William spent two months at the Canadian Army Medical Corps Training Depot in Westenhanger, Kent. On 6 May 1917 he was sent to France and transferred to No. 3 Canadian General Hospital. He served in France for the next 21 months. In late March 1918 he was given two weeks leave and when he returned he was assigned to No. 10 Canadian Field Ambulance (3rd Canadian Division). Field ambulances operated advanced and main dressing stations, which were located just behind the front lines. They provided short term medical care, collecting casualties, treating them and evacuating them to the clearing stations and hospitals as needed. They also operated rest stations and provided stretcher bearers for moving the wounded.
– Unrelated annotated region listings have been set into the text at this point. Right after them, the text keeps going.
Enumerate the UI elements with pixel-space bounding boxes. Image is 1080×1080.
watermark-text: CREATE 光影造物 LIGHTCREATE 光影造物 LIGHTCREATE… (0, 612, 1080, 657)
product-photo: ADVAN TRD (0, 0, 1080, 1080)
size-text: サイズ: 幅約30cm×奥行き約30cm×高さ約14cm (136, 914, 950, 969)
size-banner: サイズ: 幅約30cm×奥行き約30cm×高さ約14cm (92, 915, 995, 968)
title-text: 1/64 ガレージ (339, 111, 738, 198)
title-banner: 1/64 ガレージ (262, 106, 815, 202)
The final period of the war, known now as the Hundred Days Offensive, began in August 1918 and ended with the Armistice. The Canadians were heavily involved in the operations in those last three months. William’s unit moved with the 3rd Canadian Division, starting at Amiens in early August then going north to Arras and on to Cambrai and Valenciennes. By 11 November they were based just west of Mons, Belgium. They stayed in Belgium for another two months, returning to England in February 1919, and after another month there William was on his way home. He embarked on the SS Baltic on 12 March and landed at Halifax eight days later. No. 10 Field Ambulance had been organized in Winnipeg and he was discharged there on 24 March.
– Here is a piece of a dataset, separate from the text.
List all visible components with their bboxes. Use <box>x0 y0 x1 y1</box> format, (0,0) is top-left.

William settled in Calgary after the war and within a couple of years he was married. His wife, Thelma Effie Minore, was born in 1904 in Fenelon Falls, Ontario to James and Edith Minore. When she was still very young her family moved to west Edmonton where her father farmed. William worked as a druggist in Calgary and he and Thelma had at least one child, their son William Leroy (1923-1964). Sadly Thelma died in May 1932, at age 28, and she’s buried in Burnsland Cemetery in Calgary. Sometime in the 1940s William moved to British Columbia, where his widowed father was living, and he married again. His second wife, Evelyn Marie Hesselgrave (née Sanger), was born in 1916 in Cadillac, Saskatchewan. Her father Daniel Leroy Sanger was a farmer and a veteran of the Great War. Evelyn had married her first husband, Milo Hesselgrave, in 1935 in Kelowna and they had two children.

William worked as a construction manager and he and his wife lived in several places in BC including Kelowna, Chilliwack and Nanaimo. His sister Florence (Mrs. Charles Sydney Arnold) died in 1952, his father in 1954, his brother Gray in 1967 and his brother Walter in 1973. They are all buried at Forest Lawn Memorial Park in Burnaby. His son William Leroy died in 1964 and his brother Donald in 1980; they are buried in Calgary, Alberta.

William passed away in Burnaby on 17 April 1981, at age 83. His wife Evelyn died in Kelowna in 2001.